8 de julio de 2011

Neurótico

11

Creo que hay un síntoma raro que llaman “ceguera psicosomática”. Algo así como dejar de ver de repente. Levantarse a oscuras, sin excusas ni malos genes hereditarios. Otros síntomas raros: una mujer deja de sentir su brazo derecho. Lo tiene flojo como una liana. Hace análisis y confirma que ese brazo cuidó a su padre en el lecho de su muerte. También confirma que, en el mismo cuarto, con su padre moribundo y su hermana durmiendo en el sillón, su cuñado intentó seducirla. Finalmente acepta que, de alguna manera que ella no puede comprender, esas dos circunstancias dieron como resultado absurdo ese brazo derecho inutilizable. Matemática ridicula donde se suman peras y tomates.

- Camina derecho, amor.

Sí, es que intento caminar derecho, pero no veo. Desde atrás me gritan en un idioma que no conozco que no me detenga. Mi novia agarrada de mí y entonces tengo una iluminación: hablá en francés. Dans l' allée. Por el pasillo, dice mi secuestrador. Por el pasillo, dice. Mi cara es la de un pescador que, aturdido, descubre que el agua no es oscura sino cristalina, y que debajo hay peces de todos los colores ansiosos por subir en mi caña. ¿Qué clase de síntoma te quita la vista y te entrega, completo, todo un idioma con sus declinaciones y su gramática? Ninguno. Los dos años del Liceo Francés fueron algo mas que la paja que me hizo Cecilia debajo del banco. Dans l' allée, insiste mi secuestrador como si fuéramos una clase de alumnos ignorantes que no pudieran aprender más que 5 palabras por día.

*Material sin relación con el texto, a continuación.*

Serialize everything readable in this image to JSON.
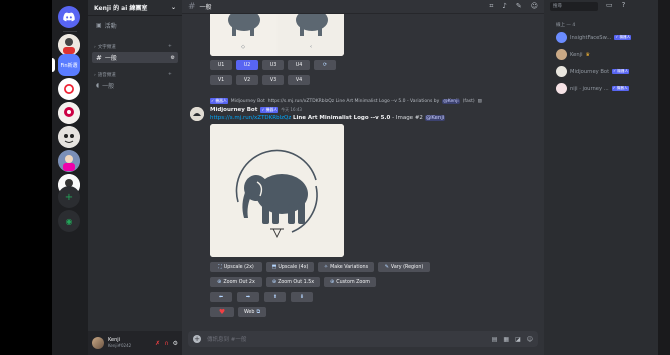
{
  "guild": {
    "name": "Kenji 的 ai 練團室"
  },
  "channels": {
    "top": {
      "label": "活動"
    },
    "category_text": "文字頻道",
    "general": {
      "label": "一般"
    },
    "category_voice": "語音頻道",
    "voice_general": {
      "label": "一般"
    }
  },
  "servers": {
    "ai_badge": "Fin新選"
  },
  "user": {
    "name": "Kenji",
    "tag": "Kenji#0242"
  },
  "header": {
    "channel": "一般"
  },
  "first_message": {
    "buttons": [
      "U1",
      "U2",
      "U3",
      "U4",
      "V1",
      "V2",
      "V3",
      "V4"
    ],
    "active_button": "U2"
  },
  "message": {
    "reply_author": "Midjourney Bot",
    "reply_text": "https://s.mj.run/xZTDKRblzQz Line Art Minimalist Logo --v 5.0 - Variations by",
    "reply_mention": "@Kenji",
    "reply_suffix": "(fast)",
    "author": "Midjourney Bot",
    "bot_tag": "✓ 機器人",
    "time": "今天 16:43",
    "prompt_link": "https://s.mj.run/xZTDKRblzQz",
    "prompt_text": "Line Art Minimalist Logo --v 5.0",
    "prompt_suffix": "- Image #2",
    "prompt_mention": "@Kenji"
  },
  "buttons": {
    "upscale2x": "Upscale (2x)",
    "upscale4x": "Upscale (4x)",
    "make_variations": "Make Variations",
    "vary_region": "Vary (Region)",
    "zoom_out_2x": "Zoom Out 2x",
    "zoom_out_15x": "Zoom Out 1.5x",
    "custom_zoom": "Custom Zoom",
    "web": "Web"
  },
  "composer": {
    "placeholder": "傳訊息到 #一般"
  },
  "members": {
    "search_placeholder": "搜尋",
    "role_header": "線上 — 4",
    "list": [
      {
        "name": "InsightFaceSw...",
        "tag": "✓ 機器人",
        "color": "#6b8cff"
      },
      {
        "name": "Kenji",
        "tag": "",
        "color": "#caa986"
      },
      {
        "name": "Midjourney Bot",
        "tag": "✓ 機器人",
        "color": "#e9e6df"
      },
      {
        "name": "niji · journey ...",
        "tag": "✓ 機器人",
        "color": "#f6e3e6"
      }
    ]
  },
  "colors": {
    "accent": "#5865f2",
    "link": "#00a8fc",
    "background": "#313338"
  }
}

- Professeur, je peux aller aux toilettes?

Siento un empujón de atrás y que me caigo al piso. El empujón es real, pero la caída no: logro sostenerme de una columna que aparece salvadora. ¿Desde cuándo los ladrones hablan francés?

- Callate, querés.

Sigo, autómata, hasta que choco contra una pared. Me guían por un lugar fío y me sientan en lo que parece ser un auto. Ruido de motor. De portón que se abre. De calle. Por entre las fibras de la venda que tengo en los ojos, la claridad del día. No sé por qué me alegro. En verdad sí: toda esa estupidez de la ceguera era un juego ridículo que no sé cómo me llegué a creer. Avanzamos por la ciudad y el viento me pega en la cara. En verdad no. Las ventanas están cerradas y lo único que tengo es el cálido sabor del cigarrillo.

- Vamos a estar bien - dice mi novia con la voz quebrada.

Me gustaría decirle que sí, que vamos a estar bien. Tranquilizarla. Ponerle el pecho a las balas. Serenarla. Reducir su ansiedad y sus temores.

- Ojalá – digo sin convicción y me quedo sin palabras.